Wednesday, 29 August 2012

Hi guys.  I have found Part 2 of the reading 'Provisional Painting' which we were given last year.  It's a good read - take a look.  The link is below:

http://www.artinamericamagazine.com/features/provisional-painting-part-2/

Hopefully might help to take some of the anxieties away when painting!

Thursday, 23 August 2012


T-11.11  (2011)  Lacquer on Aluminium
40 x 10 x 10 cm

The above takes you to the website of the artist 'Tilman'.  Tilman is interested in the non-objectiveness of painting, using predominately mdf and aluminium.   Tilman is asking for participation from the viewer, through the act of seeing.  Whether it be to crouch down to examine work more closely, or to peer behind or to the side to stumble upon the unexpected.

Hernan Ardila

www.hernan-ardila.com/



Monique Jansen sent through to Maddie and I the link for Hernan Ardila and his work.  Ardila is interested in the line, form, fields of colour and fragments of wood, plastic or metal.  His work is immediately aesthetically pleasing and draws you in for further investigation.  The assemblage pieces he creates and the simplicity in which he uses to  merge the forms together are striking.   Working in a repetitive manner, through his use of line, colour and materials,  Ardila is interested in the manipulation of a form  and the ability to alter it in many ways.  

Experimentation with Felt





I purchased some felt a while ago and it is another one of those materials that has been hanging around in my studio for a while, waiting to be used in some form or other.  I have utilised felt prior but just on its own, pinned to the wall.  This time the pink piece is pinned to the wall, but the further two green pieces adhere to each other and the larger pink one just through its materiality.

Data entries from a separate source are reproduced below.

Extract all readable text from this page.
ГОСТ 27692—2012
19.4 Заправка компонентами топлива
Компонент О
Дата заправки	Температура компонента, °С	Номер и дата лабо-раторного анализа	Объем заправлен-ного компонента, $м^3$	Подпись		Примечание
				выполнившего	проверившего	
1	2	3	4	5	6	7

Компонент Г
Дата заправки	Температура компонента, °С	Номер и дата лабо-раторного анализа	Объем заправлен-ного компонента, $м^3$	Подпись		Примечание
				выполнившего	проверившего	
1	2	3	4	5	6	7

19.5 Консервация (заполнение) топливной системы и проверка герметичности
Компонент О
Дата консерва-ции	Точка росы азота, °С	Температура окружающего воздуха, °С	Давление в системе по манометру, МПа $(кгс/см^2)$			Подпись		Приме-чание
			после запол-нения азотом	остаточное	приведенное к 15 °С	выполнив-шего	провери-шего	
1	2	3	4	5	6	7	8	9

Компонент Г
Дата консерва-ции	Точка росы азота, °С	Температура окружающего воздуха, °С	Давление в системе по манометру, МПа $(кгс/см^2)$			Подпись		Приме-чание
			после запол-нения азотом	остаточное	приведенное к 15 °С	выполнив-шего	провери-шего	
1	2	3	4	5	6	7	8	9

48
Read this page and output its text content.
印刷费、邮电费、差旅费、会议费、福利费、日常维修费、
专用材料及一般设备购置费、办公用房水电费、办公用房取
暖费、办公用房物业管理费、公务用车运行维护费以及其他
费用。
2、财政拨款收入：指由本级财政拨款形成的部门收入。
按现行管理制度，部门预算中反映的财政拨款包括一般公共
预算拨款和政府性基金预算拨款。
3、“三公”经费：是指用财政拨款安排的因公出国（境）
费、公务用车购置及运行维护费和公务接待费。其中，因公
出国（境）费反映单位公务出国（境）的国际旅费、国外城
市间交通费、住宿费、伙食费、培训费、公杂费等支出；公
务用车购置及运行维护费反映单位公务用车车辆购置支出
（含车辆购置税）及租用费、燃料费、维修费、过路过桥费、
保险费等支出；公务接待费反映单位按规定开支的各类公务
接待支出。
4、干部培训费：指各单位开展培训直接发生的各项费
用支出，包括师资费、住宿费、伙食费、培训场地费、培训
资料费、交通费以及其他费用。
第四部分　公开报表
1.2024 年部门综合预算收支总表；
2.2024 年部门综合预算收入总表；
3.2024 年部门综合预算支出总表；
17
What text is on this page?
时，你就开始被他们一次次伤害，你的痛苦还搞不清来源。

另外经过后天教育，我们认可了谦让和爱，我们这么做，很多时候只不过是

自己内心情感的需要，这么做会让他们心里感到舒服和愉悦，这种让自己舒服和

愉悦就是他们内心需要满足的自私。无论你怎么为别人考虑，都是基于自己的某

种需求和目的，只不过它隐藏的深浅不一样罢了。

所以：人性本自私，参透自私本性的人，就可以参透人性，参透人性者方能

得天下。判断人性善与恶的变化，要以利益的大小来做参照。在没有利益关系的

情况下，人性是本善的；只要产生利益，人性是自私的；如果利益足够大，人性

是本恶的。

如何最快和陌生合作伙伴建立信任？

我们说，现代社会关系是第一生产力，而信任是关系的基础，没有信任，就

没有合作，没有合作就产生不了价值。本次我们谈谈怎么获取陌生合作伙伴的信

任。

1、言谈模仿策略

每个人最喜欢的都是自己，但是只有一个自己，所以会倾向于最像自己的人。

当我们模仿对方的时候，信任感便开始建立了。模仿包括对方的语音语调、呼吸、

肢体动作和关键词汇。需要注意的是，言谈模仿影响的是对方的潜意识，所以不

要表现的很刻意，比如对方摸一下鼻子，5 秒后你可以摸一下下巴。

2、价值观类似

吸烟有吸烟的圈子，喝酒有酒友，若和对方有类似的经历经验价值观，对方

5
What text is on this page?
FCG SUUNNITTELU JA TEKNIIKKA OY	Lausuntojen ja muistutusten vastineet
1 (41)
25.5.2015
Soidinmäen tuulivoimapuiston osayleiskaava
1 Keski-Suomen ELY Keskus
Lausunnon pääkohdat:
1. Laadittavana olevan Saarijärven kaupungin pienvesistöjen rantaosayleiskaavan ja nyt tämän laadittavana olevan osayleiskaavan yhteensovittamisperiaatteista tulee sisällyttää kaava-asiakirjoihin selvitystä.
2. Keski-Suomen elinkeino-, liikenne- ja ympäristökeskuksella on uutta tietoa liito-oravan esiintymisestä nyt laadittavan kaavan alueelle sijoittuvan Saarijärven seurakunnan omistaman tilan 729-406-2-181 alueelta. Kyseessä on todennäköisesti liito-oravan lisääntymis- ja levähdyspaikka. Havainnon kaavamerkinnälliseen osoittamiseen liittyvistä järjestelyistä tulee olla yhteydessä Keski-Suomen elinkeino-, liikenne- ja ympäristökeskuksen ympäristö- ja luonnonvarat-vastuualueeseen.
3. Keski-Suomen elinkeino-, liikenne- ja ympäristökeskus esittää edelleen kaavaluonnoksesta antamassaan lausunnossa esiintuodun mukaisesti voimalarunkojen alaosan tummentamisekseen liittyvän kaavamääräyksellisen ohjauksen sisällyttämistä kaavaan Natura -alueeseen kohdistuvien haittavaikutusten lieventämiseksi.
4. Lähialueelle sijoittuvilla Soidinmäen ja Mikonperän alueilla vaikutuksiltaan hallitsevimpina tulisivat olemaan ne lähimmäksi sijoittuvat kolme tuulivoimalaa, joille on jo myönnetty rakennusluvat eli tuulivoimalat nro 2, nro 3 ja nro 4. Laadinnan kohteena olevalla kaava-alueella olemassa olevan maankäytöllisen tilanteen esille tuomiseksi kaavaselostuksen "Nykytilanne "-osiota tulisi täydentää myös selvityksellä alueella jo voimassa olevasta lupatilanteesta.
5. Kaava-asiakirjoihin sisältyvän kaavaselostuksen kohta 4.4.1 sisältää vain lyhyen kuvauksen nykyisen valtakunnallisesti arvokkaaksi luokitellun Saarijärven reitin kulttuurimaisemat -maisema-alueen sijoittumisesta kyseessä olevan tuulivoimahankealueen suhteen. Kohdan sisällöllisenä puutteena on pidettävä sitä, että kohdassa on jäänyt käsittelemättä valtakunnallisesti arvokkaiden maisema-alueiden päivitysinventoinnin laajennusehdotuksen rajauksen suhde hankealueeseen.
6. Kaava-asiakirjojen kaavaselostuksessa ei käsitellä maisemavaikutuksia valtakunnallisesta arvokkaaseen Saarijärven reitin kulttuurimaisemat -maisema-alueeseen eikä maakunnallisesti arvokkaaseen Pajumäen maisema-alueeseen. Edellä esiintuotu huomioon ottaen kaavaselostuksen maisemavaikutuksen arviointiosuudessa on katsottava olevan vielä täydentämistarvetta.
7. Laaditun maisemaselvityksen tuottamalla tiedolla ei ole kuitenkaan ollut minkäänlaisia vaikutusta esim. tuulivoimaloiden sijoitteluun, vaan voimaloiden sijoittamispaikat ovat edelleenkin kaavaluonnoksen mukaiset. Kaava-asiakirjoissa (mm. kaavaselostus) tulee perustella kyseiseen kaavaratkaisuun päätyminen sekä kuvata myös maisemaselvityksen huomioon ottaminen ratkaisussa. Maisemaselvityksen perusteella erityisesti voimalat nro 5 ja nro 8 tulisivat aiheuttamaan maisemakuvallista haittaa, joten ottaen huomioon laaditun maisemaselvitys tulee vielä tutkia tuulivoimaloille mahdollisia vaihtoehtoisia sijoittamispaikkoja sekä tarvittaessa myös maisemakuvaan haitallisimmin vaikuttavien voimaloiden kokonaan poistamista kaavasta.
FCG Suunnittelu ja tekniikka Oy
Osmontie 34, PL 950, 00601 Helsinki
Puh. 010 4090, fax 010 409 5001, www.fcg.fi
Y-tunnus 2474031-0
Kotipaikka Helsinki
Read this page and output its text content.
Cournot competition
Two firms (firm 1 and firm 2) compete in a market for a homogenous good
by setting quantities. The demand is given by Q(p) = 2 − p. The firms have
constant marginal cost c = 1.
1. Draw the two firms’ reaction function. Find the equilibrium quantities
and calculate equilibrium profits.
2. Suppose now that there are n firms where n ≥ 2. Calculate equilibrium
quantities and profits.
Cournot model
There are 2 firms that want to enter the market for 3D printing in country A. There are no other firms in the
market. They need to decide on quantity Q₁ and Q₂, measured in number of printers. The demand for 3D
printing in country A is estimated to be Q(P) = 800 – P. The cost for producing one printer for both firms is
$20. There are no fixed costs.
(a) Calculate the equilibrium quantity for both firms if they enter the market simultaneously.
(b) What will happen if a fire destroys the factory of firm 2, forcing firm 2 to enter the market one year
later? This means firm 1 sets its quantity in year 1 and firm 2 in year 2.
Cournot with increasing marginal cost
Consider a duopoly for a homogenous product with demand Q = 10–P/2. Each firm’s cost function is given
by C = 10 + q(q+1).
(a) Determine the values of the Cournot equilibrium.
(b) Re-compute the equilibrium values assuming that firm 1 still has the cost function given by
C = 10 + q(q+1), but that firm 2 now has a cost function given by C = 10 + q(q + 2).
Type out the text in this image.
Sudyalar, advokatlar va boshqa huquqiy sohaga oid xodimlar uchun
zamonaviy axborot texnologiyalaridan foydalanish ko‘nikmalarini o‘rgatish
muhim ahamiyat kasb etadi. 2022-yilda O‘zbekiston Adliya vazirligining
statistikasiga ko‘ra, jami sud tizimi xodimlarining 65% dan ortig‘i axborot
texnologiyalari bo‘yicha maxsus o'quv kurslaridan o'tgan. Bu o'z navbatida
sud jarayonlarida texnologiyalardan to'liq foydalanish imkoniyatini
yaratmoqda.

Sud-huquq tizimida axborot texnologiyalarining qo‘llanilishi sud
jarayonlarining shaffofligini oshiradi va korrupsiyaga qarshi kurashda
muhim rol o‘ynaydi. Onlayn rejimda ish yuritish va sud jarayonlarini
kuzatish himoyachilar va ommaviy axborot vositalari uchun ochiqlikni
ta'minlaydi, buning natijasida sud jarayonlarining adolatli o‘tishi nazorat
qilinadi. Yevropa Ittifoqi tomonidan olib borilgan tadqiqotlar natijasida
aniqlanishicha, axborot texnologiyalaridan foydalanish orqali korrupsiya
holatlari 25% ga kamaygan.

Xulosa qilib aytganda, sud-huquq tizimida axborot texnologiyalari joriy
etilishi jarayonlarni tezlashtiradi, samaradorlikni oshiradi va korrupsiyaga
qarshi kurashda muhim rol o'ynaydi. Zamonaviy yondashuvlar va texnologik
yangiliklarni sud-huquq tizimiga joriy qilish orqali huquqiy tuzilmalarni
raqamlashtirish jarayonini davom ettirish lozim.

Andy Thomson and I had a further play with the felt pieces.  By placing the felt lower on the wall and allowing for it to touch the ground, it instantly talked more about the expanded field of painting, the liminality between sculpture and painting.  Alongside we placed some of my wooden pieces I had wrapped in wool for our drawing brief (which means of course I have  crossed the line between studio work and drawing!!) and a piece I was still working on.  This is a part of my practice that really interests me.  Colour and form obviously, but the ability to allow different forms and materials to sit alongside each other, and not always in a harmonious manner.  They communicate a feeling of temporality as well, the feeling that they could be easily transported to another space, or re-arranged in many varying forms.

Thursday, 2 August 2012

Reflection on Talk Week Critique


Lead by Monique Jansen, Amber Wilson and Anoushka Akel

Through the course of the critique there were a few specific issues raised that stood out.  The first was whilst going through the initial ‘what are we looking at?’ approach the fact that the panel looked like concrete, had tape, plywood and yarn attached – appeared as a construction, similar to what was happening directly outside my studio space.  This was not a subconscious decision when making this work but has influenced me sometimes, if only for a starting point for a painting.  Additionally, an issue that was raised which interests me is the idea that the viewer had been presented with a work in a traditional painting style, yet were you dealing with a painting and/or object?  I am interested in exploring through my work the liminal space, seeing what happens when a painting is pushed to the threshold between painting and sculpture, or painting and drawing, when it starts to become something other than just painting.  The shadows cast from this object was also mentioned and became part of the work, which I feel is a subtle factor in my work and I would be interested in developing this further, which may mean larger works.

What appear predominant in these more installational or sculptural pieces are their control, rigidity and linear aspect (vertical/horizontal).  Even though intentionally the work is not directed and there is an allowance for development through the making, my personality still shines through.   In my work I will aim to address this area in particular, to continue to think of my work as mere play and experimentation.  To allow for the freedom and looseness to come.  There was suggestion to develop the dexterity of my work, to look at how it could become more precious?  These are decisions that I feel I need to ponder on, whether I tend towards the bounded, controlled and structured or whether through the dexterity of the materials it becomes more unconstrained. 

Abstraction and the grid was raised, as was the untitling of work and the comprehension behind that.  There are historical contexts that relate to these which I will address, along with the expanded field of painting, which is an area of interest.  A lot more reading to be done!